The best way that I know of to do that is by LIMITING the amount of content you bring with you into the pulpit. This is especially tough for the young preacher, who feels like they have a lot to prove to people. I remember one friend of mine in my early years of pulpit ministry saying to me, “I love your messages, but they’re like four messages all piled into one…why don’t you just do one at a time?” He was right. Though I wouldn’t have admitted it then, my insecurity as a young preacher drove me to bring WAY too much content with me into the preaching moment. The result was that instead of leading people on a single, well-developed journey, I was leading people on three or four inadequately developed ones. It wasn’t until I started listening to preachers like Will Willimon (who does more with 17 minutes than most preachers can do with a month’s worth of 45 minute talks) that I started to see the truth of his comments and with it, another possibility for my preaching.

It takes time and patience with yourself to grow into this, and above all, I think it takes great courage to believe that the handful of “big things” you’re carrying with you into the pulpit are sufficient for the Holy Spirit to do his work. The challenge is learning to recognize the potency of the few things you do in fact hold in your hands–something that many preachers really struggle with, myself included (I still find myself preaching unnecessarily long messages here and there). I can’t tell you how many times I’ve been in my preparation process and knew that after expounding this or that text, I would need to tell a good story to open up its riches for contemporary life… and then somewhere along the line feelings of insecurity about that story would grip me and I would think to myself, “Golly, maybe if I had one or two more stories right there to help bolster the first one.”

What I did not realize was that as often as not, the “excess” would not only NOT bolster what came before, it would distract and fatigue. Did it actually add anything? Not usually. Far better than adding would have been subtracting and trusting the potency of what remained.

Whenever I talk about these matters with other preachers, I’m often reminded of Dietrich Bonhoeffer’s advice to his young preachers at the Finkewald seminary, where he said, in essence, “The first few minutes of your message are the most favorable…do not waste time with long introductions…get right to your content…and trust the Word!” It’s an interesting mental exercise to ponder how much of our sermon content is content we generate because we are fundamentally insecure either about our own ability or, frankly, about the power of the gospel to woo and draw and finally unmake human hardheartedness.

What I have found is that when I trust the potency of the few things I know that God has put in my hands and in my heart for the week, it creates a simplicity and clarity that would not have been available otherwise.
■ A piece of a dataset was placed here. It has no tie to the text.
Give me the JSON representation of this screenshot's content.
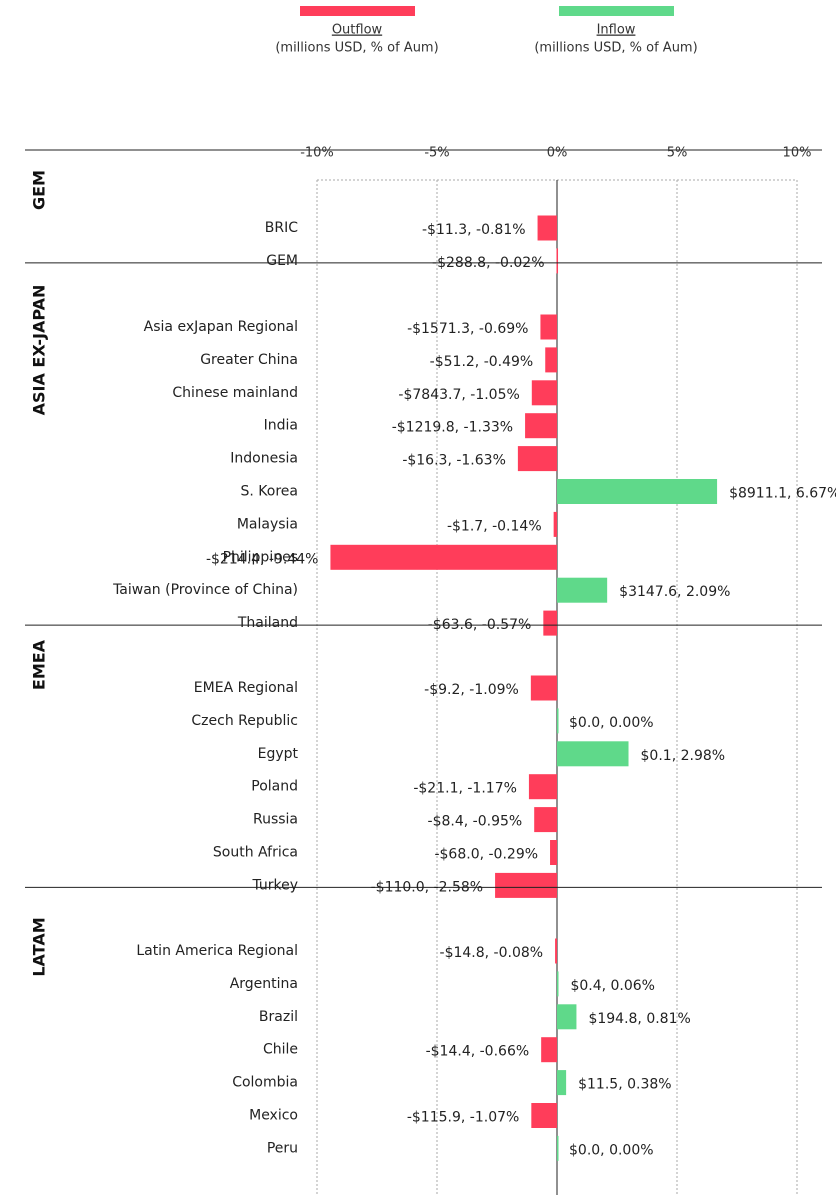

It creates “white space” in our messages, “margin”, where the risen Christ can walk among us, tapping us on the shoulder, whispering to our hard and wayward hearts. Maybe the hardest and best thing for the preacher to do is find a way to use words to get out of the way. “He must become greater, I must become less” should be the cry of every preacher’s heart.

My guess is that most of you preachers out there don’t have trouble generating good content. You’re bright. You read a lot. You experience things. You see God at work in people’s lives. You’ve got killer stories. Where you struggle is in letting any of that stuff fall on the cutting room floor.

If that’s you, let me give you two bits of practical encouragement:

  1. Any good creative knows that an enormous amount of content is going to wind up on the floor. If you’re not ok with that, you’re really going to struggle. Keep an open hand with your stuff.
  2. By the same token, be aware that some (maybe a lot) of what winds up on that floor is really great content for some other fantastic message down the line. I can’t tell you how many times I had to take out some large chunk of a message because at the end of the day it either was too much or just didn’t fit, only to find that a month or two down the road, that “chunk” of content was exactly the engine that made another sermon go. Again, keep an open hand.

Ironically, in a blog post about brevity, I’ve waxed long. I’m interested to hear your comments or reflections.